Grocery stores offer 'elderly-only' shopping hours amid coronavirus concerns

“It will just give them a bit of quiet time to get what they need."
Shopping trolleys seen outside an Iceland store, One of the
Getty Images
/ Source: TODAY
By Lindsay Lowe

Some grocery stores are now offering elderly-only shopping hours in the wake of the coronavirus crisis.

Starting tomorrow, one branch of a popular British supermarket chain, Iceland, will set aside an hour each morning between 8 and 9 a.m. for senior shoppers only.

Iceland is a popular grocery chain in the United Kingdom and across Europe.Getty Images

Danny Burke, who manages the Iceland location at the Kennedy Centre in Belfast, Northern Ireland, says this move will help create a safer and more comfortable shopping environment for older customers.

“The store is fully cleaned every morning, anyway, so the store is always at its cleanest and tidiest (in the morning),” Burke, 37, told TODAY Food. “The elderly will be able to come in and they won’t be intimidated by the big crowds and people rushing around trying to grab anything.”

A handful of other stores in other countries have implemented similar plans.

DeCicco & Sons, a small grocery chain with locations across New York state, recently announced that it is setting aside “special shopping times” daily from 8 to 8:30 a.m. for “senior customers and immunocompromised families.”

And Woolworths, a popular grocery chain in Australia, announced a similar initiative on Twitter.

“We’re launching a dedicated shopping hour in our stores to help support the needs of the elderly & people with disability in the community,” the company tweeted on Sunday. “From tomorrow until at least Friday, we’ll be opening exclusively for them to shop from 7-8am, where permitted.”

Older adults, as well as people with underlying health conditions, tend to be more susceptible to contracting the coronavirus, according to the CDC. These elderly-only shopping hours could keep seniors safe by providing them with a cleaner, less crowded shopping environment.

Burke hopes this will be the case for his Iceland store, which he says has been inundated with people stocking up on nonperishable foods, toilet paper and other supplies.

“Busy would be an understatement.
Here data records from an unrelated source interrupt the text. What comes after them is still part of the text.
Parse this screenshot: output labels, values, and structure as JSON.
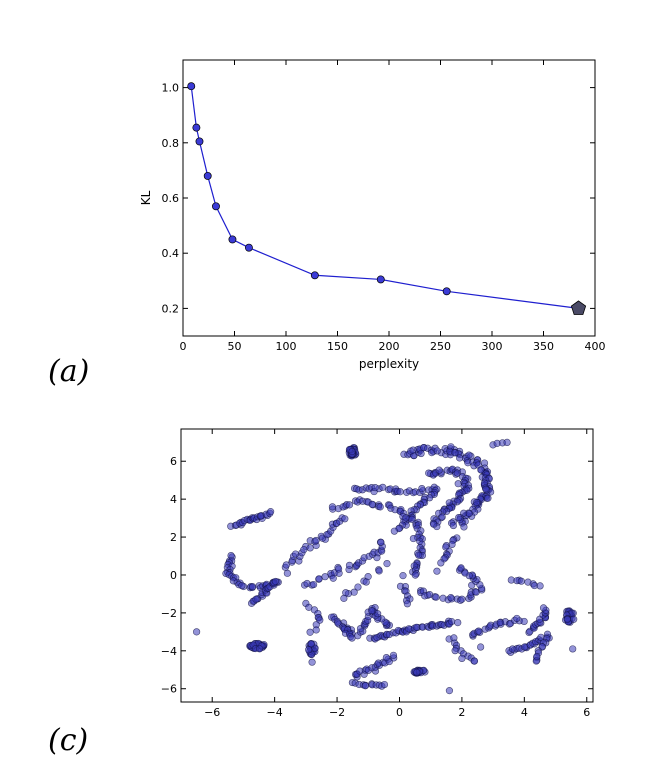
{
  "panels": [
    {
      "label": "(a)"
    },
    {
      "label": "(c)"
    }
  ],
  "colors": {
    "line": "#1f1fcf",
    "marker_fill": "#3b3bd6",
    "marker_edge": "#000000",
    "final_marker_fill": "#4a4a66",
    "scatter_fill": "#3b3bb8",
    "scatter_edge": "#101040"
  },
  "chart_data": [
    {
      "type": "line",
      "title": "",
      "xlabel": "perplexity",
      "ylabel": "KL",
      "xlim": [
        0,
        400
      ],
      "ylim": [
        0.1,
        1.1
      ],
      "xticks": [
        0,
        50,
        100,
        150,
        200,
        250,
        300,
        350,
        400
      ],
      "yticks": [
        0.2,
        0.4,
        0.6,
        0.8,
        1.0
      ],
      "xtick_labels": [
        "0",
        "50",
        "100",
        "150",
        "200",
        "250",
        "300",
        "350",
        "400"
      ],
      "ytick_labels": [
        "0.2",
        "0.4",
        "0.6",
        "0.8",
        "1.0"
      ],
      "grid": false,
      "x": [
        8,
        13,
        16,
        24,
        32,
        48,
        64,
        128,
        192,
        256
      ],
      "y": [
        1.005,
        0.855,
        0.805,
        0.68,
        0.57,
        0.45,
        0.42,
        0.32,
        0.305,
        0.262
      ],
      "final_point": {
        "x": 384,
        "y": 0.2
      }
    },
    {
      "type": "scatter",
      "title": "",
      "xlabel": "",
      "ylabel": "",
      "xlim": [
        -7,
        6.2
      ],
      "ylim": [
        -6.7,
        7.7
      ],
      "xticks": [
        -6,
        -4,
        -2,
        0,
        2,
        4,
        6
      ],
      "yticks": [
        -6,
        -4,
        -2,
        0,
        2,
        4,
        6
      ],
      "xtick_labels": [
        "−6",
        "−4",
        "−2",
        "0",
        "2",
        "4",
        "6"
      ],
      "ytick_labels": [
        "−6",
        "−4",
        "−2",
        "0",
        "2",
        "4",
        "6"
      ],
      "grid": false,
      "clusters": [
        {
          "type": "blob",
          "cx": -1.5,
          "cy": 6.5,
          "rx": 0.12,
          "ry": 0.25,
          "n": 30
        },
        {
          "type": "blob",
          "cx": -4.55,
          "cy": -3.75,
          "rx": 0.25,
          "ry": 0.15,
          "n": 30
        },
        {
          "type": "blob",
          "cx": 0.65,
          "cy": -5.1,
          "rx": 0.2,
          "ry": 0.1,
          "n": 20
        },
        {
          "type": "blob",
          "cx": 5.45,
          "cy": -2.2,
          "rx": 0.15,
          "ry": 0.35,
          "n": 25
        },
        {
          "type": "blob",
          "cx": -2.8,
          "cy": -3.9,
          "rx": 0.12,
          "ry": 0.3,
          "n": 18
        },
        {
          "type": "curve",
          "pts": [
            [
              0.1,
              6.35
            ],
            [
              1.0,
              6.6
            ],
            [
              2.0,
              6.5
            ],
            [
              2.7,
              5.5
            ],
            [
              2.9,
              4.4
            ],
            [
              2.3,
              3.3
            ],
            [
              1.7,
              2.6
            ]
          ],
          "n": 110,
          "spread": 0.22
        },
        {
          "type": "curve",
          "pts": [
            [
              0.9,
              5.3
            ],
            [
              1.8,
              5.5
            ],
            [
              2.2,
              4.6
            ],
            [
              1.6,
              3.6
            ],
            [
              1.1,
              2.6
            ]
          ],
          "n": 60,
          "spread": 0.15
        },
        {
          "type": "curve",
          "pts": [
            [
              -1.5,
              4.6
            ],
            [
              -0.5,
              4.5
            ],
            [
              0.4,
              4.4
            ],
            [
              1.2,
              4.5
            ],
            [
              0.4,
              3.3
            ],
            [
              -0.1,
              2.3
            ]
          ],
          "n": 55,
          "spread": 0.12
        },
        {
          "type": "curve",
          "pts": [
            [
              -2.2,
              3.5
            ],
            [
              -1.2,
              3.9
            ],
            [
              -0.1,
              3.5
            ],
            [
              0.6,
              2.6
            ],
            [
              0.7,
              1.0
            ],
            [
              0.3,
              -0.2
            ]
          ],
          "n": 60,
          "spread": 0.14
        },
        {
          "type": "curve",
          "pts": [
            [
              -5.3,
              2.6
            ],
            [
              -4.6,
              3.0
            ],
            [
              -4.1,
              3.3
            ]
          ],
          "n": 25,
          "spread": 0.1
        },
        {
          "type": "curve",
          "pts": [
            [
              -5.4,
              1.0
            ],
            [
              -5.5,
              0.0
            ],
            [
              -5.0,
              -0.6
            ],
            [
              -4.4,
              -0.6
            ],
            [
              -3.9,
              -0.3
            ]
          ],
          "n": 35,
          "spread": 0.1
        },
        {
          "type": "curve",
          "pts": [
            [
              -4.7,
              -1.5
            ],
            [
              -4.3,
              -0.9
            ],
            [
              -3.9,
              -0.3
            ]
          ],
          "n": 20,
          "spread": 0.1
        },
        {
          "type": "curve",
          "pts": [
            [
              -3.6,
              0.3
            ],
            [
              -3.0,
              1.3
            ],
            [
              -2.4,
              2.2
            ],
            [
              -1.7,
              3.0
            ]
          ],
          "n": 30,
          "spread": 0.18
        },
        {
          "type": "curve",
          "pts": [
            [
              -3.0,
              -0.5
            ],
            [
              -2.3,
              -0.1
            ],
            [
              -1.6,
              0.4
            ],
            [
              -0.9,
              0.9
            ],
            [
              -0.5,
              1.8
            ]
          ],
          "n": 32,
          "spread": 0.18
        },
        {
          "type": "curve",
          "pts": [
            [
              -1.8,
              -2.6
            ],
            [
              -1.4,
              -3.2
            ],
            [
              -1.1,
              -2.5
            ],
            [
              -0.8,
              -1.6
            ]
          ],
          "n": 22,
          "spread": 0.12
        },
        {
          "type": "curve",
          "pts": [
            [
              -2.2,
              -2.2
            ],
            [
              -1.8,
              -2.8
            ],
            [
              -1.5,
              -3.3
            ]
          ],
          "n": 14,
          "spread": 0.1
        },
        {
          "type": "curve",
          "pts": [
            [
              -0.3,
              -2.8
            ],
            [
              -0.6,
              -2.3
            ],
            [
              -0.9,
              -1.8
            ]
          ],
          "n": 12,
          "spread": 0.1
        },
        {
          "type": "curve",
          "pts": [
            [
              -0.9,
              -3.4
            ],
            [
              0.0,
              -3.0
            ],
            [
              0.9,
              -2.7
            ],
            [
              1.9,
              -2.5
            ]
          ],
          "n": 45,
          "spread": 0.1
        },
        {
          "type": "curve",
          "pts": [
            [
              0.6,
              -0.8
            ],
            [
              1.3,
              -1.2
            ],
            [
              2.1,
              -1.3
            ],
            [
              2.6,
              -0.8
            ],
            [
              2.3,
              0.0
            ],
            [
              1.8,
              0.4
            ]
          ],
          "n": 35,
          "spread": 0.12
        },
        {
          "type": "curve",
          "pts": [
            [
              1.8,
              2.0
            ],
            [
              1.5,
              1.2
            ],
            [
              1.3,
              0.6
            ]
          ],
          "n": 12,
          "spread": 0.1
        },
        {
          "type": "curve",
          "pts": [
            [
              2.3,
              -3.2
            ],
            [
              2.8,
              -2.8
            ],
            [
              3.4,
              -2.5
            ],
            [
              4.0,
              -2.4
            ]
          ],
          "n": 22,
          "spread": 0.12
        },
        {
          "type": "curve",
          "pts": [
            [
              3.5,
              -4.0
            ],
            [
              4.0,
              -3.8
            ],
            [
              4.5,
              -3.5
            ],
            [
              4.8,
              -3.2
            ]
          ],
          "n": 22,
          "spread": 0.12
        },
        {
          "type": "curve",
          "pts": [
            [
              4.1,
              -3.0
            ],
            [
              4.5,
              -2.5
            ],
            [
              4.7,
              -2.1
            ],
            [
              4.6,
              -1.7
            ]
          ],
          "n": 18,
          "spread": 0.1
        },
        {
          "type": "curve",
          "pts": [
            [
              4.7,
              -3.3
            ],
            [
              4.5,
              -4.0
            ],
            [
              4.3,
              -4.7
            ]
          ],
          "n": 10,
          "spread": 0.08
        },
        {
          "type": "curve",
          "pts": [
            [
              1.6,
              -3.3
            ],
            [
              2.0,
              -4.0
            ],
            [
              2.4,
              -4.7
            ]
          ],
          "n": 12,
          "spread": 0.1
        },
        {
          "type": "curve",
          "pts": [
            [
              -1.5,
              -5.4
            ],
            [
              -1.0,
              -5.0
            ],
            [
              -0.5,
              -4.6
            ],
            [
              -0.1,
              -4.3
            ]
          ],
          "n": 22,
          "spread": 0.12
        },
        {
          "type": "curve",
          "pts": [
            [
              -1.5,
              -5.7
            ],
            [
              -1.0,
              -5.8
            ],
            [
              -0.4,
              -5.8
            ]
          ],
          "n": 12,
          "spread": 0.08
        },
        {
          "type": "curve",
          "pts": [
            [
              -3.0,
              -1.5
            ],
            [
              -2.5,
              -2.3
            ],
            [
              -2.9,
              -3.1
            ]
          ],
          "n": 10,
          "spread": 0.1
        },
        {
          "type": "curve",
          "pts": [
            [
              0.1,
              -0.5
            ],
            [
              0.3,
              -1.0
            ],
            [
              0.2,
              -1.6
            ]
          ],
          "n": 8,
          "spread": 0.08
        },
        {
          "type": "curve",
          "pts": [
            [
              3.5,
              -0.3
            ],
            [
              4.2,
              -0.4
            ],
            [
              4.6,
              -0.6
            ]
          ],
          "n": 8,
          "spread": 0.08
        },
        {
          "type": "curve",
          "pts": [
            [
              3.0,
              6.9
            ],
            [
              3.5,
              7.0
            ]
          ],
          "n": 4,
          "spread": 0.06
        },
        {
          "type": "curve",
          "pts": [
            [
              -0.6,
              0.3
            ],
            [
              -1.3,
              -0.6
            ],
            [
              -2.0,
              -1.3
            ]
          ],
          "n": 10,
          "spread": 0.15
        },
        {
          "type": "points",
          "pts": [
            [
              -6.5,
              -3.0
            ],
            [
              1.6,
              -6.1
            ],
            [
              5.55,
              -3.9
            ],
            [
              2.1,
              0.1
            ],
            [
              -2.8,
              -4.6
            ],
            [
              1.2,
              0.2
            ],
            [
              -0.4,
              0.6
            ],
            [
              2.0,
              -4.4
            ],
            [
              2.6,
              -3.8
            ],
            [
              4.4,
              -4.3
            ]
          ]
        }
      ]
    }
  ]
}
It is carnage,” he said. “I mean, there’s still food left. People can still get food, but it’s the obvious stuff which is disappearing, the toilet rolls, the long-life grocery items like tins and pastas and ready-made noodles.”

He hopes his store's senior-only hours will help elderly people avoid the stress of the daily stockpiling rush.

“It will just give them a bit of quiet time to get what they need and get home before it all sort of kicks off,” he said.